ヒロインが戦場を舞台に活躍するアニメは数多くありますが、往々にして既視感を感じるものです。本作は見せ方において観客の読みを裏切り続ける異色作となりそうです。
殺戮戦の様相を呈する第一次世界大戦のヨーロッパ戦線。それによく似た戦場で年端のいかない幼女が主人公となって戦うイメージから一種のマニア向け作品と思い込んで見始めたところ、なかなか引き出しの多い作品です。

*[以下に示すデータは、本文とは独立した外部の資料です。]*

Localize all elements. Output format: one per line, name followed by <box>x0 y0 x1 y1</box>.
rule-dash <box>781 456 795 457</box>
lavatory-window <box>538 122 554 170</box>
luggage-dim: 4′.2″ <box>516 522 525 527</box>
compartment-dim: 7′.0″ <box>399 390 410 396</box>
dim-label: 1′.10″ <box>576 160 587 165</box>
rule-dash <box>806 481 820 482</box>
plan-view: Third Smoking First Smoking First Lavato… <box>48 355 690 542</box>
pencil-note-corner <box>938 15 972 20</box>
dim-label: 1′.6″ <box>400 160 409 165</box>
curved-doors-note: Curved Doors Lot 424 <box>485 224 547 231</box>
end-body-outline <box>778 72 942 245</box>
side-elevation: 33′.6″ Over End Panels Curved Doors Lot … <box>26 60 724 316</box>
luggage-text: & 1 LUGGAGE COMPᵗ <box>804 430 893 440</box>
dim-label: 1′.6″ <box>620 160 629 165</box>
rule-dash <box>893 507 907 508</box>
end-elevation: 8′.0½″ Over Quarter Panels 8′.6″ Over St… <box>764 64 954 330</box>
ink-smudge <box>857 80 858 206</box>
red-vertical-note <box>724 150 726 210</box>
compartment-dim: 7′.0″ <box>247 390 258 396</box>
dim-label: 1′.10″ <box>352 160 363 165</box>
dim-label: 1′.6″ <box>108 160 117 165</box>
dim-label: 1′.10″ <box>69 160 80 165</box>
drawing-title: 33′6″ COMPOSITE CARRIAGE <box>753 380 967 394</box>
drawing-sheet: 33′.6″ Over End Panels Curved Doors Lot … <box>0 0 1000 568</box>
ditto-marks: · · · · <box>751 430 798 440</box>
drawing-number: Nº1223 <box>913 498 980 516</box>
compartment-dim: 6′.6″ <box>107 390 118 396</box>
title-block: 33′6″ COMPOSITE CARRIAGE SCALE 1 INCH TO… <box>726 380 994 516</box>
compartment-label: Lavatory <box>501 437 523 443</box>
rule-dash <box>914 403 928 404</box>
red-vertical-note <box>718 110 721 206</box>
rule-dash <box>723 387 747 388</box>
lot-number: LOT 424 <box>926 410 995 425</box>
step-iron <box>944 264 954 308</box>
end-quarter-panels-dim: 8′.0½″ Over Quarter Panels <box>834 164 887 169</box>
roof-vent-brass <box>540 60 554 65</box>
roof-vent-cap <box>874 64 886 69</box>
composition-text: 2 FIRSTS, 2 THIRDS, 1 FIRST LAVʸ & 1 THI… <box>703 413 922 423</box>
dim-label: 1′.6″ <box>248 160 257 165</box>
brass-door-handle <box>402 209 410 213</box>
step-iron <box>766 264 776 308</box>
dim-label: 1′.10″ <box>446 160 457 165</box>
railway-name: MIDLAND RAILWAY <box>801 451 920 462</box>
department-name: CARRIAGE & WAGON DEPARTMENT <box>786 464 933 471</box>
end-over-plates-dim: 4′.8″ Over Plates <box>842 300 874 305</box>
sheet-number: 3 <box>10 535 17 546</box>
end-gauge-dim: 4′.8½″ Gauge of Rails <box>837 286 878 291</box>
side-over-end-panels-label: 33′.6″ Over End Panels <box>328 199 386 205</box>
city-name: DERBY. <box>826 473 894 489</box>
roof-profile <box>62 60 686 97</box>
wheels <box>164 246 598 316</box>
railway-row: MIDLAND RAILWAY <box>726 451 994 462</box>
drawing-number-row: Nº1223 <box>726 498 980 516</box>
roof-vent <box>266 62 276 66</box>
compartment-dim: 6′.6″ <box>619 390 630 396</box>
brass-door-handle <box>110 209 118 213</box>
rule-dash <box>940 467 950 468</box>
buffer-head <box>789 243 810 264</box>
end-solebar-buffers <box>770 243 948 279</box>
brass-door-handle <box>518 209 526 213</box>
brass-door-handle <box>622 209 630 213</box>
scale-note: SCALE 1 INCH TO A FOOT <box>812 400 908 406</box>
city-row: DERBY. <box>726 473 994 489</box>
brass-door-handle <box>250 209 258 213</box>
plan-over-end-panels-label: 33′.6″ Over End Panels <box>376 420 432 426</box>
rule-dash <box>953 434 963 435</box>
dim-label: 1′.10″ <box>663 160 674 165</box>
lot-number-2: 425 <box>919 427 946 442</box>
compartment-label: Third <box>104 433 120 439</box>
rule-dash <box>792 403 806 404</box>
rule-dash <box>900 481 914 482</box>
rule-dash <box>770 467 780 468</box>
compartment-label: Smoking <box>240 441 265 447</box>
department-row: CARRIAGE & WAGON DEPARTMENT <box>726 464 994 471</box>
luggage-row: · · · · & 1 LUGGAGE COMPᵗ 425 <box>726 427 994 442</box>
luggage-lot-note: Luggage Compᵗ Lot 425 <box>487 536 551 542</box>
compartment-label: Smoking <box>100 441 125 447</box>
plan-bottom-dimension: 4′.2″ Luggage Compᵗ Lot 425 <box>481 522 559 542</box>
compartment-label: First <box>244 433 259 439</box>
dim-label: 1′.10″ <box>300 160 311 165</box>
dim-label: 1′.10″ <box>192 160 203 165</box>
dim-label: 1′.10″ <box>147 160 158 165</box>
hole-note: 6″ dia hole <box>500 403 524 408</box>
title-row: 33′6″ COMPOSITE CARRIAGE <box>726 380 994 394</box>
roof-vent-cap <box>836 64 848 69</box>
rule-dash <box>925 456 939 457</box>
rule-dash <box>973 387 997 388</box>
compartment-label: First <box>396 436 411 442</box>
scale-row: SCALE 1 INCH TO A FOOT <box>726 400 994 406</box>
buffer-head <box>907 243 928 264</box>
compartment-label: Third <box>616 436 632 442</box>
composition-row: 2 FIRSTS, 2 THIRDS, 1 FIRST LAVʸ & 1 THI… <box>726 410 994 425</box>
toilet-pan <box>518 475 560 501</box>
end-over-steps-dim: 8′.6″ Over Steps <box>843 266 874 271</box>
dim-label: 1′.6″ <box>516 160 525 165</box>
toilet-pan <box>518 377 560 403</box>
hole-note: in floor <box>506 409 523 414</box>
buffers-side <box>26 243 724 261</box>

戦闘描写で引っ張る第一話は、目をみはる空中戦に代表されるように数話分の予算をつぎ込んだ精密な舞台設定が見物です。情け容赦なく戦いを続けるヒロインの凶悪な性格が効果的に示され戦場の英雄譚であることが印象づけられます。
ところが第二話の舞台は一転して現代の日本に飛びます。そこで観客は作品が単純な戦記ものではないことを知らされます。ヒロインの正体はサラリーマン。それも他人への共感に欠けた相当ブラックな鬼畜エリートでした。
「会社のルールに従うのに、苦労はない…、かの“シカゴ学派”を引用するまでもなく、ルールは、システムの円滑化に不可欠」
主人公の「男」は、リストラした男に駅のホームから突き落とされます。死ぬ瞬間、男はその生き方に反省を促す“神”の声を聴きます。しかし、男は耳を貸すどころか“神”をすら否定する言葉を吐いてこの世から消えます。社会的弱者、異世界の幼女として転生した男の物語だったのです。
人物設定とルールがわかったところで、三話の舞台は戦が続く異世界に戻ります。幼女となって再生した男は軍に入隊し出立の道を邁進する姿が描かれます。しかし、幼女が発する台詞は自己保身と出世願望、それに信仰を否定する内容ばかりです。
ここまでの流れを振り返ると、テーマは自己啓発に限りなく近いビジネスサバイバルものであることが感じられるようになります。
不都合を生じる可能性があるものはいつか必ず不都合を生じます。有名な法則でしょう
再び主人公の前に姿を現した"神"に対して、主人公は挑戦的な態度を取ります。
「相変わらず目に余る態度だな。なるべく無干渉を貫くつもりだったが、愚かな子羊には道を示してやらねばならん」
「お気遣いなく。柵の中で飼われるのは性に合わない」
「なぜ創造主を称えぬ。昔は語り掛けるだけで人々は神を崇め、時には人間側からの呼びかけすらあった」
「だから伝統工芸品にも祈りを捧げろと?ご冗談でしょ」
「やがて貴様の心も信仰に満たされるであろう」
「あ、悪質すぎるマッチポンプ…。どこまでクソッタレなんだ?」
立身出世、自己保身という位相・レイヤーに重なるように、「信仰」という要素が加わり、物語は複雑な様相を呈してきます。そこに軍事に関する知識が加わります。理不尽な世界を生きる主人公の言動や生き方が存在感をもって迫ってきます。
深刻なテーマを含んだ重い物語と思った期待は、続く第四話でまた裏切られます。軍の出世コースを歩み後方勤務で生き残りの道を狙った主人公の思いを阻んだのは自らの取った言動でした。自己保身と出世を第一とする主人公が上官の面談で語った言葉は、一種のギャグとして楽しめるのです。
一見アニメファン、ミリタリーファン向けの物語と思わせながら、観客の期待を先回りして思ってもみなかった仕掛けを提示する作品です。それも今私たちが実際に感じる社会の息苦しさや世相、宗教観を挑発する仕掛けも忘れてはいません。エリート至上主義のサイコパスという存在はどこの企業にもいて、彼らの存在や言動に苦しめられた人たちが共感するのかもしれません。作者はこの先どんな試みを用意してくるのか目が離せない作品です。